TEMPO.CO, Bandung - Federasi Serikat Pekerja Badan Usaha Milik Negara (BUMN) Strategis menolak rencana pemerintah menyetarakan tarif interkoneksi (tarif hubungan antaroperator), yang rencananya akan dilakukan pada 1 September 2016.
Ketua Umum Federasi Serikat Pekerja BUMN Strategis Wisnu Adhi Wuryanto mengatakan kebijakan penyetaraan tarif interkoneksi akan merugikan Telkomsel, sebagai anak perusahaan PT Telekomunikasi Indonesia (Persero) Tbk. Kebijakan ini justru memberikan keuntungan yang besar untuk operator seluler yang sahamnya dimiliki asing, seperti XL Axiata, Indosat, dan Hutchinson.
"Kalau tarif interkoneksi ditetapkan, Telkomsel dipastikan akan merugi. Operator asing malah diuntungkan," kata Wisnu saat konferensi pers di Rumah Makan Bumbu Desa, Jalan Laswi, Kota Bandung, Ahad, 28 Agustus 2016.
Dalam rapat dengar pendapat Komisi I DPR, beberapa waktu lalu, telah disepakati biaya interkoneksi disetarakan sebesar Rp 204 per menit. Sedangkan selama ini, XL Axiata menetapkan cost recovery Rp 65 per menit, Indosat Rp 87 per menit, Hutchinson Rp 120 per menit, dan Telkomsel Rp 285 per menit.
Baca Juga: Akademikus: Rokok Mahal, 30 Tahun Lagi Tumbuh Generasi Sehat
Bila operator asing tersebut melakukan interkoneksi ke Telkomsel, sesuai dengan tarif yang ditentukan, mereka dikenai biaya Rp 204 per menit. Begitu pula bila Telkomsel melakukan interkoneksi dengan operator asing. Ini membuat XL untung Rp 139 per menit dari biaya interkoneksi dengan Telkomsel. Begitu pula Indosat dan Hutchison, masing-masing untung Rp 117 dan Rp 84 per menit, dari biaya interkoneksi dengan Telkomsel.
Wisnu mengatakan Telkomsel akan rugi Rp 81 per menit dari biaya interkoneksi. "Bila tarif interkoneksi Rp 10 miliar per bulan, bisa dihitung berapa keuntungan operator asing dan kerugian Telkomsel mencapai Rp 800 miliar per bulan."
Wisnu menjelaskan, tarif interkoneksi yang dipatok Telkomsel paling mahal di antara operator lain karena perusahaan seluler ini membangun lebih banyak jaringan hingga desa-desa. Sedangkan operator asing hanya fokus memperbanyak jaringan di wilayah perkotaan.
Wisnu mengancam akan melakukan audit dan kajian mendalam jika tarif interkoneksi antaroperator ditetapkan. Kajian tersebut nantinya akan dilaporkan kepada Komisi Pemberantasan Korupsi (KPK) dan Badan Pemeriksa Keuangan (BPK) sebagai bahan laporan upaya merugikan negara.
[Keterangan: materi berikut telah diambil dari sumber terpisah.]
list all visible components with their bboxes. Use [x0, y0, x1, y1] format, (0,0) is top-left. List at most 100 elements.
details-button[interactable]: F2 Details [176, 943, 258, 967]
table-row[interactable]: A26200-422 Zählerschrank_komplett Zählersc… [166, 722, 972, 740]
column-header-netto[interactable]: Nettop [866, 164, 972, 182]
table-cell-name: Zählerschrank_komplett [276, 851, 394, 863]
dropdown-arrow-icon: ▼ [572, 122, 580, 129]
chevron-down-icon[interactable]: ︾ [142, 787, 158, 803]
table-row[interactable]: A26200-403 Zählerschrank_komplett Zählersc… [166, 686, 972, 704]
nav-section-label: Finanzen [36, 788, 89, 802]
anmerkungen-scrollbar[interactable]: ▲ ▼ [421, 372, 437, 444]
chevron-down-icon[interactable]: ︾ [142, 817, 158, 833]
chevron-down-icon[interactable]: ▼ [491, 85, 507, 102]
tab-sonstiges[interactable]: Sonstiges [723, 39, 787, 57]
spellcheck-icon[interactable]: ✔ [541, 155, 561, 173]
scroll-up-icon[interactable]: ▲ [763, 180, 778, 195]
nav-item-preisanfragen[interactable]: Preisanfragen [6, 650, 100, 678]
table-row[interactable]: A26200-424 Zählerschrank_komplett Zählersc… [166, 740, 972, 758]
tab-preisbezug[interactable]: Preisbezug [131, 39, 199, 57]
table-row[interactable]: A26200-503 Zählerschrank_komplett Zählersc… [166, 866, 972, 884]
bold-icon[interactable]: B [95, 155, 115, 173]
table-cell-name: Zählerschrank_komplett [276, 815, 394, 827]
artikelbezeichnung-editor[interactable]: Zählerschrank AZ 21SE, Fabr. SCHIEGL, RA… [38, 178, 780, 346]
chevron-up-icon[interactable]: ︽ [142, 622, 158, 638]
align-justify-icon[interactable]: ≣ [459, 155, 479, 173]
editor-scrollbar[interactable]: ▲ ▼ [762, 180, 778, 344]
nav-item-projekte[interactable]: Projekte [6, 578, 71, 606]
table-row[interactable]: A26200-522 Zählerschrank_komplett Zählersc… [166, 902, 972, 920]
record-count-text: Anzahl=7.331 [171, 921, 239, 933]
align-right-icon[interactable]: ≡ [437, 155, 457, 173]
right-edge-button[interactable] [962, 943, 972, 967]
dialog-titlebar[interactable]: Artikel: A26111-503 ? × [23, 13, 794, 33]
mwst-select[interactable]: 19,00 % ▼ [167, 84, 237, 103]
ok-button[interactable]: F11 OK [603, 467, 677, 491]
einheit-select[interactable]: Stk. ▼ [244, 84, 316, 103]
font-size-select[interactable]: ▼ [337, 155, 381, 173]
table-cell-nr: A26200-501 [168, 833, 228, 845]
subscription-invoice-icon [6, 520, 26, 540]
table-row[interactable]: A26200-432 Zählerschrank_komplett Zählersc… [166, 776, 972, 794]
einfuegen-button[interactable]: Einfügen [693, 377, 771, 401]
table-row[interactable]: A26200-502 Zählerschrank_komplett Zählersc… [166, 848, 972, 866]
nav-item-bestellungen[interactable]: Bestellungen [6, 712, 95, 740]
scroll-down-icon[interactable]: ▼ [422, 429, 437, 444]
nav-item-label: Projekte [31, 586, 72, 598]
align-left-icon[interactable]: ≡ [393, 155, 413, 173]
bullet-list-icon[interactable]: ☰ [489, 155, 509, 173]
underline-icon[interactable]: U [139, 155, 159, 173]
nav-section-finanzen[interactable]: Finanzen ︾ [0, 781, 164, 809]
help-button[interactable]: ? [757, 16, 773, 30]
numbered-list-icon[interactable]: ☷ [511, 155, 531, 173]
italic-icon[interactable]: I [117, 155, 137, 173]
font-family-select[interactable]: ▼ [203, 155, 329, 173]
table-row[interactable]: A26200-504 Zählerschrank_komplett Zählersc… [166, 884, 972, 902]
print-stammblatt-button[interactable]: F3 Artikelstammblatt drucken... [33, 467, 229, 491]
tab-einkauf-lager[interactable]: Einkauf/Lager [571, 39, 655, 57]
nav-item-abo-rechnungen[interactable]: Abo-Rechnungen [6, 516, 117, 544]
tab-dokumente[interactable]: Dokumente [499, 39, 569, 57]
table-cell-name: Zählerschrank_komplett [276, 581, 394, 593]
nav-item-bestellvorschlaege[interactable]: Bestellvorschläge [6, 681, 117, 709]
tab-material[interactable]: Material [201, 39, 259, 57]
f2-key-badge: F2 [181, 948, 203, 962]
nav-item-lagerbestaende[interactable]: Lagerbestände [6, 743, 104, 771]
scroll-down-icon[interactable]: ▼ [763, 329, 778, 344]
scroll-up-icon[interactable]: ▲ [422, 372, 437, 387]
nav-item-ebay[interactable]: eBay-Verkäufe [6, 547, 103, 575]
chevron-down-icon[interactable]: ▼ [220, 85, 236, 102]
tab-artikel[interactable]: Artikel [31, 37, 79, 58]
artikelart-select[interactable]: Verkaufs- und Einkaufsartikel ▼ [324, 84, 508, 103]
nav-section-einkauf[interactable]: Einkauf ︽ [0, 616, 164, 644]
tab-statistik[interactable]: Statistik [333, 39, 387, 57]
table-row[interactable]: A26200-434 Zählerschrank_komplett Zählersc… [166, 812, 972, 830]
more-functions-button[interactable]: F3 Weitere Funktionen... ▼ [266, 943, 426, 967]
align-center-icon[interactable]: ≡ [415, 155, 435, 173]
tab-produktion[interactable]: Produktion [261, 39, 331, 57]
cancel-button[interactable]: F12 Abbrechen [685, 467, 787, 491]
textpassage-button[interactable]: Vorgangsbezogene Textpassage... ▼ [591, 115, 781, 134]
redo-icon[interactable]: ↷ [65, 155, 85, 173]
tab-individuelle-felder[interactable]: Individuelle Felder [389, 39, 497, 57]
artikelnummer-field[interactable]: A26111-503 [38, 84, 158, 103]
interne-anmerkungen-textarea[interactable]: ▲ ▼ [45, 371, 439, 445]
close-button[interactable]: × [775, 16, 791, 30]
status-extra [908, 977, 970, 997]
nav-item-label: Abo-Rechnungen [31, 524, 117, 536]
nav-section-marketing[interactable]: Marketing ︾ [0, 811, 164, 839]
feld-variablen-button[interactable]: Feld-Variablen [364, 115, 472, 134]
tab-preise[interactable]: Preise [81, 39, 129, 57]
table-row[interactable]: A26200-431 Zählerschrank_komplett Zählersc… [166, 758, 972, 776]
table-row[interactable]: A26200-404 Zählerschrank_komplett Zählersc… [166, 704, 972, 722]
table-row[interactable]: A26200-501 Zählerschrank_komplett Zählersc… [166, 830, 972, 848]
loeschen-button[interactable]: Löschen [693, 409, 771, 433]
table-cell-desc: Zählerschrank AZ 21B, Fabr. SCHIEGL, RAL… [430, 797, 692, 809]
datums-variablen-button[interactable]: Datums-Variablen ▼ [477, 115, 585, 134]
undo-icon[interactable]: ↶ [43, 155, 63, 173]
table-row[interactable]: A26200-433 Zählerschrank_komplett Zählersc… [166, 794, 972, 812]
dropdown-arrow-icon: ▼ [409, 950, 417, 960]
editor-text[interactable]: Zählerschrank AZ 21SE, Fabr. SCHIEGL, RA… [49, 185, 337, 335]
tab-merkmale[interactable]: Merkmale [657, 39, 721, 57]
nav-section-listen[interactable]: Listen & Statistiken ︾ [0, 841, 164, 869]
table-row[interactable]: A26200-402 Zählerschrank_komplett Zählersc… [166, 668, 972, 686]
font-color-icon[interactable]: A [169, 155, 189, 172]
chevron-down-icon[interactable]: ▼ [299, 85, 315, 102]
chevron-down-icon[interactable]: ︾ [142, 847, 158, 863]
Simak: Segera Diresmikan, New Priok Percepat Pengiriman Barang
"BUMN itu milik negara, artinya negara rugi dan menguntungkan pihak-pihak tertentu yang justru cost-nya kecil malah diuntungkan," ucapnya.
Sebelumnya, President Director & CEO Indosat Ooredoo Alexander Rusli pernah mengatakan pihaknya menginginkan barrier interkoneksi dihilangkan. Ia berharap biaya interkoneksi turun di atas angka 25-50 persen agar mereka bisa berkompetisi di pasar yang dikuasai Telkomsel. “Kalau di negara lain ada asimetris regulasi, di mana membela yang kecil agar bisa mendekati yang besar,” tuturnya.